War Iran Israel: Tehran’s Pledge of Restraint Contrasts with Strikes, Alerts and Militant Moves

The US-Israeli war against Iran has entered its second week, and the developing war iran israel has produced cross-border strikes, a maritime drone attack, neighbourhood apologies from Tehran and public security alerts in the Gulf.
What is the immediate picture on the ground?
The conflict has expanded geographically. The Israeli army has conducted wide-scale attacks across Iran, including strikes on Teheran. Violence has also touched Lebanon, where health officials put the death toll in Nabi Chit at least 16 after overnight air strikes. At the same time, Qatar’s Interior Ministry issued a mobile alert elevating its security threat level and advising residents to remain indoors.
How does War Iran Israel change the rules for cross-border retaliation?
Iran’s interim leadership council endorsed a new line: neighbouring countries will no longer be attacked unless an attack on Iran originates from them, a position announced by President Masoud Pezeshkian. The president also issued an apology to neighbouring states for strikes that occurred in recent days. That stated policy introduces a conditional restraint: it affirms a narrower threshold for cross-border retaliation while leaving open what Tehran will deem sufficient provocation to reverse that restraint.
Who are the actors repositioning, and what are they saying?
Non-state and state actors are explicitly in play. Babasheikh Hosseini, the Iraq-based secretary general of the Khabat Organisation of Iranian Kurdistan, said his fighters have not yet launched offensive ground operations but that planning has long been under way and conditions are now more favourable. Hosseini added there is a strong probability of action and said Americans have contacted his organisation through intermediaries about possible cooperation; he framed direct meetings as a step that would clarify operational needs. He also said his forces would require weaponry and more advanced equipment to conduct contemporary ground operations.
At sea, the Islamic Revolutionary Guards Corps (IRGC) says it used a drone to target an oil tanker named Prima in the Gulf, describing the vessel as an “offending tanker” that ignored repeated warnings from the IRGC Navy about prohibited traffic and the unsafe nature of the Strait of Hormuz. The vessel is identified as an oil and chemical tanker sailing under the flag of Malta.

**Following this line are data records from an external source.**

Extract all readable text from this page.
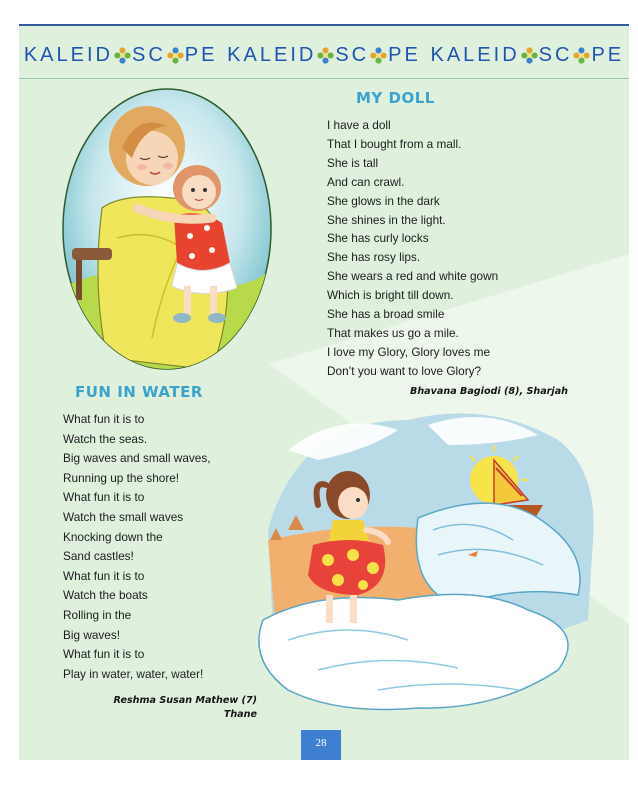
KALEID SC PE KALEID SC PE KALEID SC PE
MY DOLL
I have a doll
That I bought from a mall.
She is tall
And can crawl.
She glows in the dark
She shines in the light.
She has curly locks
She has rosy lips.
She wears a red and white gown
Which is bright till down.
She has a broad smile
That makes us go a mile.
I love my Glory, Glory loves me
Don’t you want to love Glory?
Bhavana Bagiodi (8), Sharjah
FUN IN WATER
What fun it is to
Watch the seas.
Big waves and small waves,
Running up the shore!
What fun it is to
Watch the small waves
Knocking down the
Sand castles!
What fun it is to
Watch the boats
Rolling in the
Big waves!
What fun it is to
Play in water, water, water!
Reshma Susan Mathew (7)
Thane
28
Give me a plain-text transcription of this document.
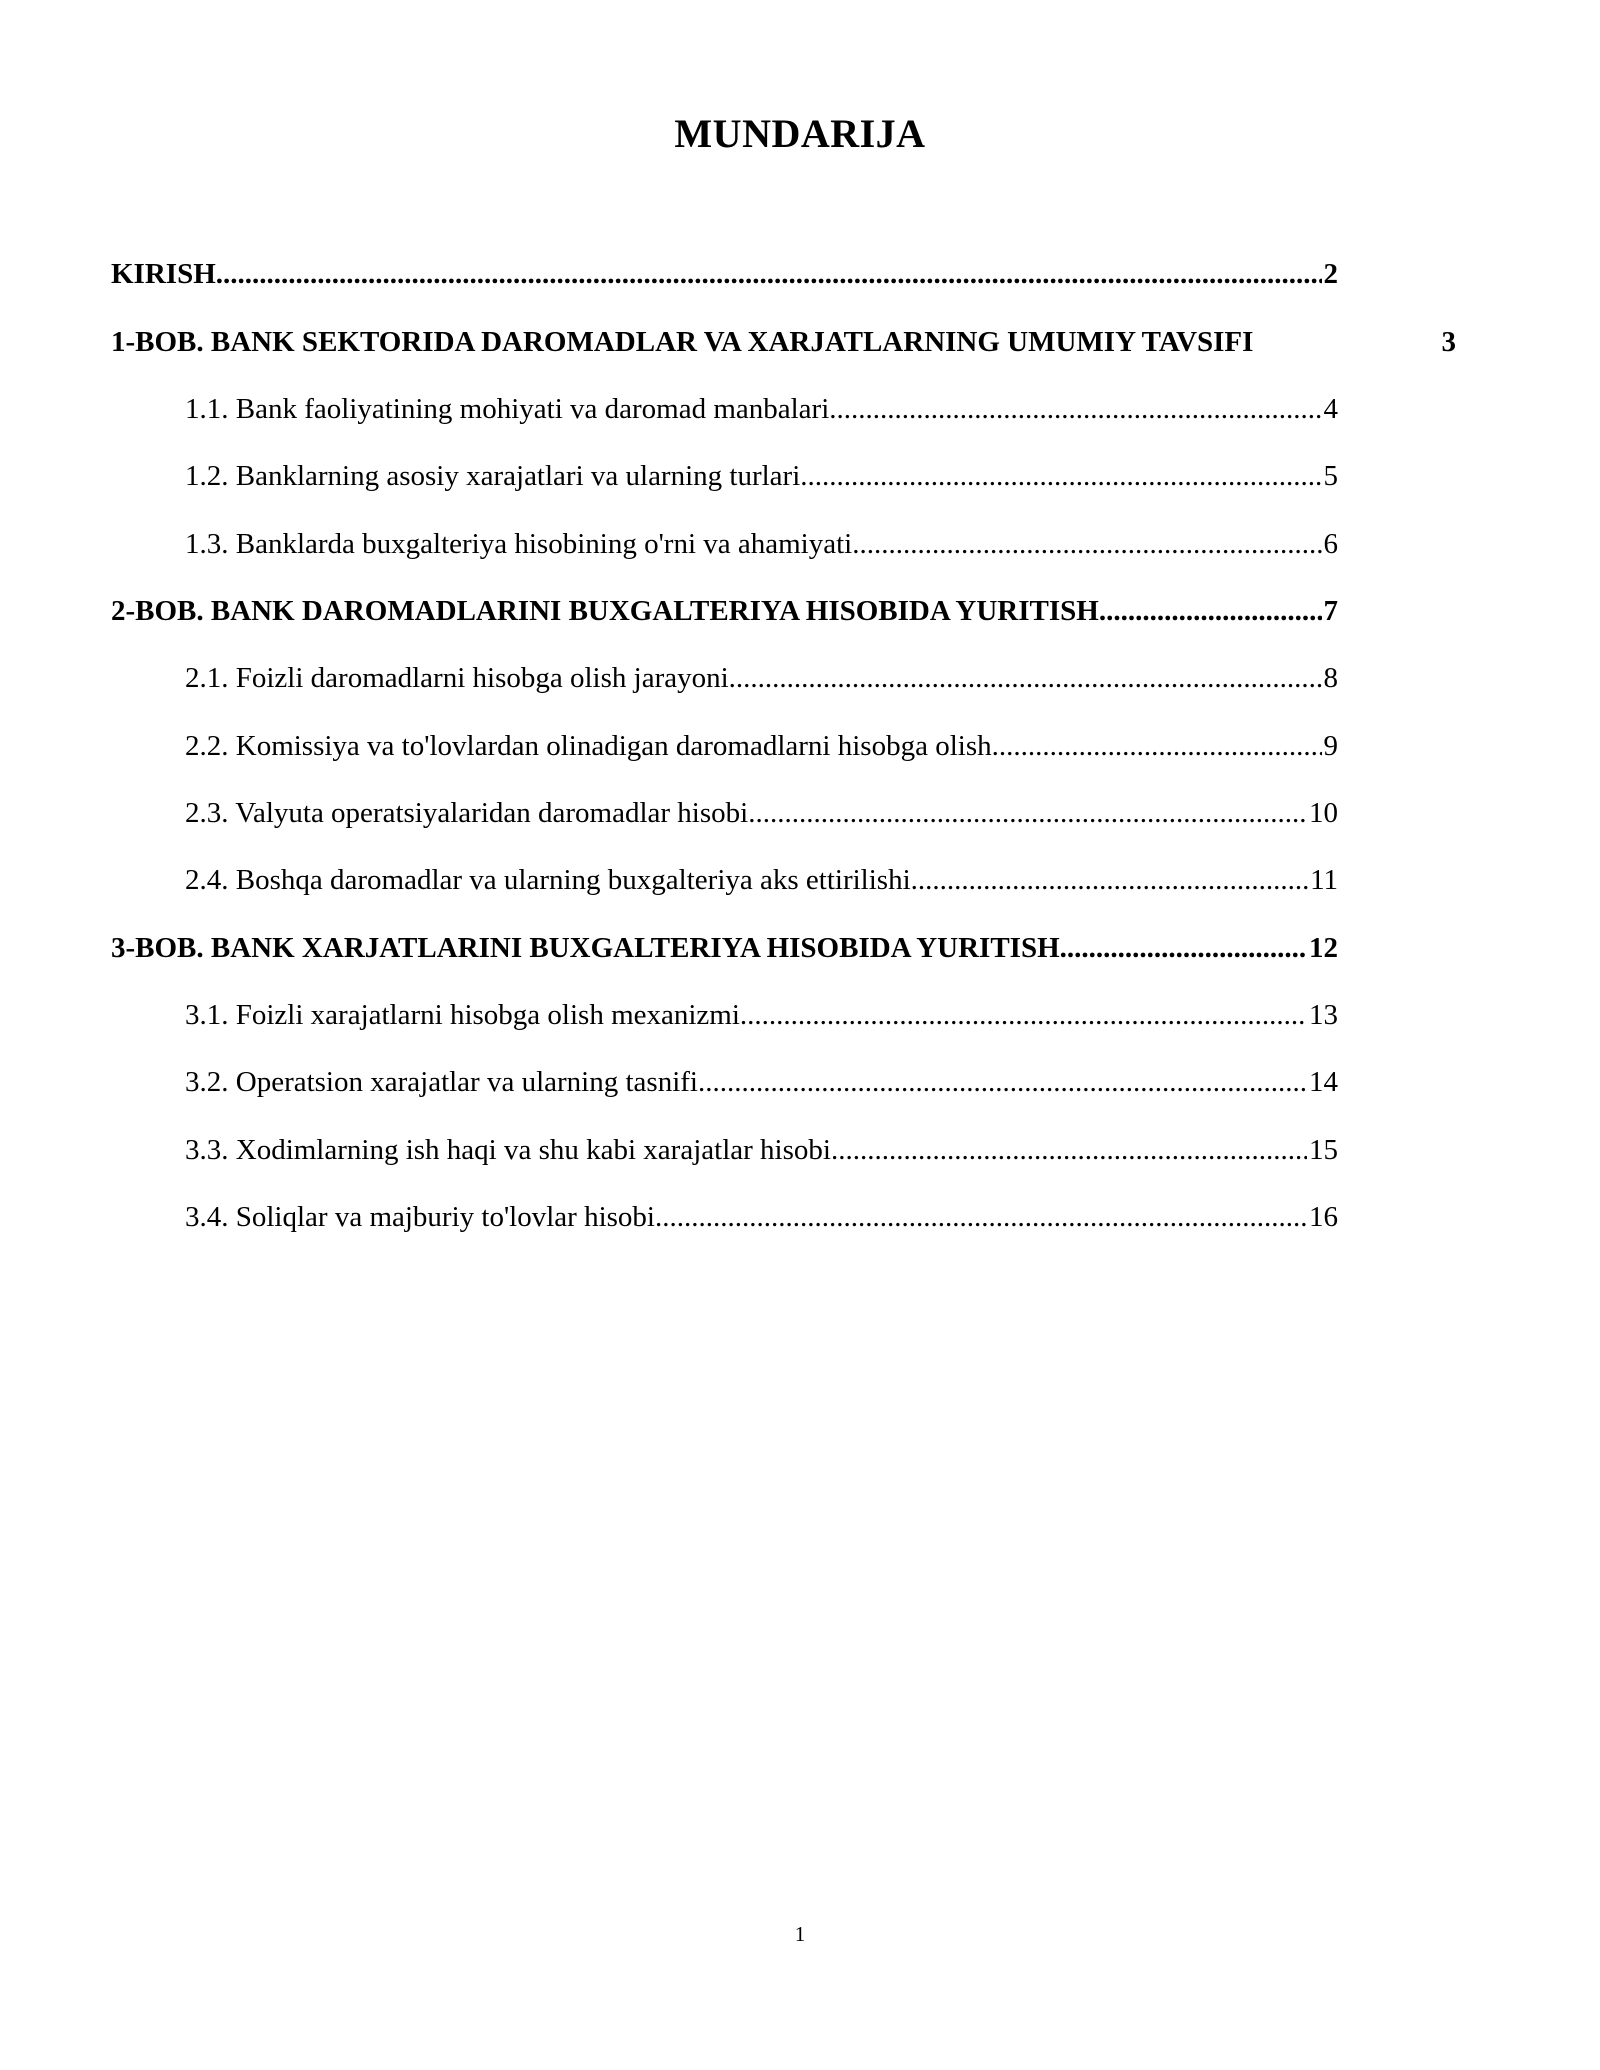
MUNDARIJA
KIRISH .....	2
1-BOB. BANK SEKTORIDA DAROMADLAR VA XARJATLARNING UMUMIY TAVSIFI	3
1.1. Bank faoliyatining mohiyati va daromad manbalari .....	4
1.2. Banklarning asosiy xarajatlari va ularning turlari .....	5
1.3. Banklarda buxgalteriya hisobining o'rni va ahamiyati .....	6
2-BOB. BANK DAROMADLARINI BUXGALTERIYA HISOBIDA YURITISH .....	7
2.1. Foizli daromadlarni hisobga olish jarayoni .....	8
2.2. Komissiya va to'lovlardan olinadigan daromadlarni hisobga olish .....	9
2.3. Valyuta operatsiyalaridan daromadlar hisobi .....	10
2.4. Boshqa daromadlar va ularning buxgalteriya aks ettirilishi .....	11
3-BOB. BANK XARJATLARINI BUXGALTERIYA HISOBIDA YURITISH .....	12
3.1. Foizli xarajatlarni hisobga olish mexanizmi .....	13
3.2. Operatsion xarajatlar va ularning tasnifi .....	14
3.3. Xodimlarning ish haqi va shu kabi xarajatlar hisobi .....	15
3.4. Soliqlar va majburiy to'lovlar hisobi .....	16
1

These parallel developments—state air campaigns, maritime interdiction by a national military arm, and potential mobilization or planning by a non-state Kurdish organisation—highlight a multi-domain contest in which attribution, intent and thresholds for response are contested.
Verified fact: President Masoud Pezeshkian announced the interim leadership council’s approval of the non-retaliation policy toward neighbours unless attacks originate from them. Verified fact: Babasheikh Hosseini described the probability of an Iraq-based ground operation and said intermediaries linked his organisation with American contacts. Verified fact: the IRGC has stated it targeted the tanker Prima with a drone and cited warnings about Strait of Hormuz transit.
Analysis (informed): Tehran’s conditional commitment to spare neighbours shifts the diplomatic calculus for neighbouring capitals and maritime traffic. The apology from President Masoud Pezeshkian may be intended to de-escalate immediate regional backlash, but the IRGC’s maritime action and the stated readiness of armed Kurdish groups underscore persistent kinetic risks. Contacts between foreign intermediaries and non-state forces, as described by Babasheikh Hosseini, raise questions about external influence on local operational decisions and about who will be held publicly accountable for escalatory steps.
Accountability demands are clear: neighbouring governments need direct, public assurances about the scope and limits of the new policy; Iran’s interim leadership and the IRGC must clarify rules of engagement for maritime operations and for strikes that risk cross-border spillover; and any external interlocutors engaging non-state armed groups should be named and their objectives disclosed to avoid covert escalation. The international and regional stakes of the war iran israel require immediate transparency on these points so that states and civilians can assess risk and pursue a reduction of hostilities.